Although the issue has not been the subject of extensive argument before me, it would appear that where the order appointing a receiver does not contain specific provisions for discharge, and directions are not given with the judgment, it would generally be necessary to make application to the court for an order of discharge and related directions.[2] The receiver, if he or she had already passed the final accounts, would receive notice of the application. If the receiver had not passed his or her accounts at that stage, the order of discharge would usually give directions for the passing of the accounts.[3]
[2]See authorities cited in O’Donovan, supra, paras 30-90.
[3]Ibid, para 30-130.
Further, it would appear that a receiver may approach the court and seek an order for release from particular liabilities, on the basis of appropriate material upon discharge. In IRTC v Hoogstraten (CA) [1984] 3 WLR 933 at 944 Dillon LJ observed that:
“It has always been recognised that the court has power, by making an order for release and discharge, to protect its officer, whether a sequestrator or a receiver, from all liability for acts done in the course of his duties. As I have indicated earlier in this judgment, it would be wrong to exercise this power without first investigating or making provision for the investigation of claims of which the court has notice.”
Conclusion
The power of the courts to make an order for costs is, by s.24 of the Supreme Court Act, within the discretion of the court. The discretion must be exercised judicially. In all the circumstances, for the reasons outlined above, I do not consider that the third defendant’s conduct in seeking an adjournment on 18 March 2002 was such as to justify an order that the third defendant pay the plaintiff’s costs of the hearing on 22 March 2002.
There may ultimately be a further issue to be decided in relation to this proceeding.

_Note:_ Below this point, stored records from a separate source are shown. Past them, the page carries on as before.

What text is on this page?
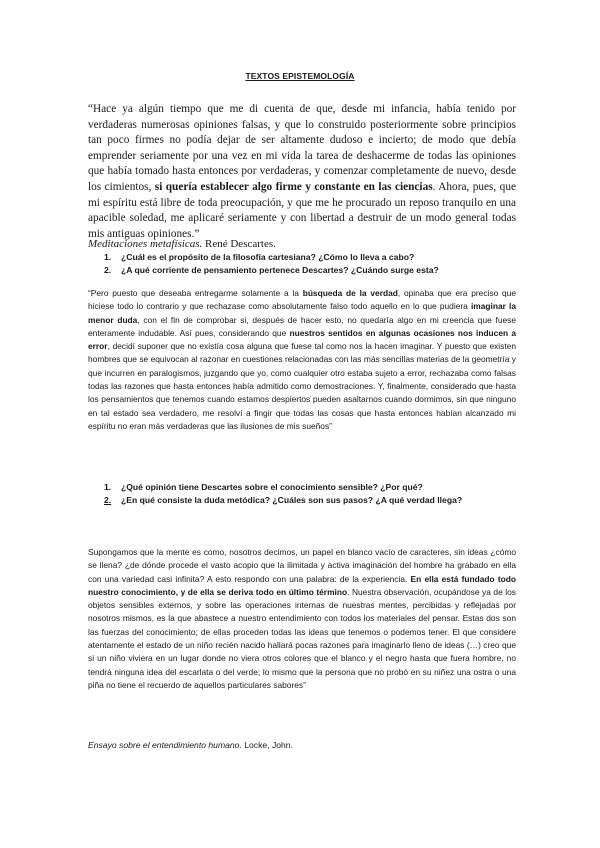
TEXTOS EPISTEMOLOGÍA
“Hace ya algún tiempo que me di cuenta de que, desde mi infancia, había tenido por verdaderas numerosas opiniones falsas, y que lo construido posteriormente sobre principios tan poco firmes no podía dejar de ser altamente dudoso e incierto; de modo que debía emprender seriamente por una vez en mi vida la tarea de deshacerme de todas las opiniones que había tomado hasta entonces por verdaderas, y comenzar completamente de nuevo, desde los cimientos, si quería establecer algo firme y constante en las ciencias. Ahora, pues, que mi espíritu está libre de toda preocupación, y que me he procurado un reposo tranquilo en una apacible soledad, me aplicaré seriamente y con libertad a destruir de un modo general todas mis antiguas opiniones.”
Meditaciones metafísicas. René Descartes.
1. ¿Cuál es el propósito de la filosofía cartesiana? ¿Cómo lo lleva a cabo?
2. ¿A qué corriente de pensamiento pertenece Descartes? ¿Cuándo surge esta?
“Pero puesto que deseaba entregarme solamente a la búsqueda de la verdad, opinaba que era preciso que hiciese todo lo contrario y que rechazase como absolutamente falso todo aquello en lo que pudiera imaginar la menor duda, con el fin de comprobar si, después de hacer esto, no quedaría algo en mi creencia que fuese enteramente indudable. Así pues, considerando que nuestros sentidos en algunas ocasiones nos inducen a error, decidí suponer que no existía cosa alguna que fuese tal como nos la hacen imaginar. Y puesto que existen hombres que se equivocan al razonar en cuestiones relacionadas con las más sencillas materias de la geometría y que incurren en paralogismos, juzgando que yo, como cualquier otro estaba sujeto a error, rechazaba como falsas todas las razones que hasta entonces había admitido como demostraciones. Y, finalmente, considerado que hasta los pensamientos que tenemos cuando estamos despiertos pueden asaltarnos cuando dormimos, sin que ninguno en tal estado sea verdadero, me resolví a fingir que todas las cosas que hasta entonces habían alcanzado mi espíritu no eran más verdaderas que las ilusiones de mis sueños”
1. ¿Qué opinión tiene Descartes sobre el conocimiento sensible? ¿Por qué?
2. ¿En qué consiste la duda metódica? ¿Cuáles son sus pasos? ¿A qué verdad llega?
Supongamos que la mente es como, nosotros decimos, un papel en blanco vacío de caracteres, sin ideas ¿cómo se llena? ¿de dónde procede el vasto acopio que la ilimitada y activa imaginación del hombre ha grabado en ella con una variedad casi infinita? A esto respondo con una palabra: de la experiencia. En ella está fundado todo nuestro conocimiento, y de ella se deriva todo en último término. Nuestra observación, ocupándose ya de los objetos sensibles externos, y sobre las operaciones internas de nuestras mentes, percibidas y reflejadas por nosotros mismos, es la que abastece a nuestro entendimiento con todos los materiales del pensar. Estas dos son las fuerzas del conocimiento; de ellas proceden todas las ideas que tenemos o podemos tener. El que considere atentamente el estado de un niño recién nacido hallará pocas razones para imaginarlo lleno de ideas (…) creo que si un niño viviera en un lugar donde no viera otros colores que el blanco y el negro hasta que fuera hombre, no tendrá ninguna idea del escarlata o del verde; lo mismo que la persona que no probó en su niñez una ostra o una piña no tiene el recuerdo de aquellos particulares sabores”
Ensayo sobre el entendimiento humano. Locke, John.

On 22 March 2002, the court was unable in the time available to consider in detail the material adduced by the third defendant. The third defendant sought orders, including orders addressing the re‑appointment of the trustee (if removed by the appointment of the receiver), the discharge of the receiver, the submission of accounts and delivery up. While those orders were not opposed by the plaintiff, the plaintiff refused to consent to an undertaking and an order requiring payment of certain taxation liabilities, which were sought by the third defendant.
The parties were unable to agree, and as Warren J was unable to hear the matter, the trial of the proceeding was adjourned to a date to be fixed.
In the intervening period, the receiver’s concerns about his liabilities have been resolved. The parties are agreed that the receiver should now be discharged.
In ordering the adjournment on 22 March 2002, Warren J required the receiver, Mr McVeigh to “proffer in a personal capacity to abide by any order the court may make as to damages in case the court should hereafter be of the opinion that the plaintiff or the second defendant shall have sustained any by reason of the adjournment herein which the receiver ought to pay”.
Although there is no evidence currently before the court, Mr Schlicht, counsel for the plaintiff, has foreshadowed that in future an application for assessment of damage might be made. In making such an assessment, it may be necessary for the court to consider further the matters raised at the hearing on 22 March 2002. It is unnecessary for me to do so now. At this stage, it is necessary only to make an order providing for liberty to apply for such an assessment.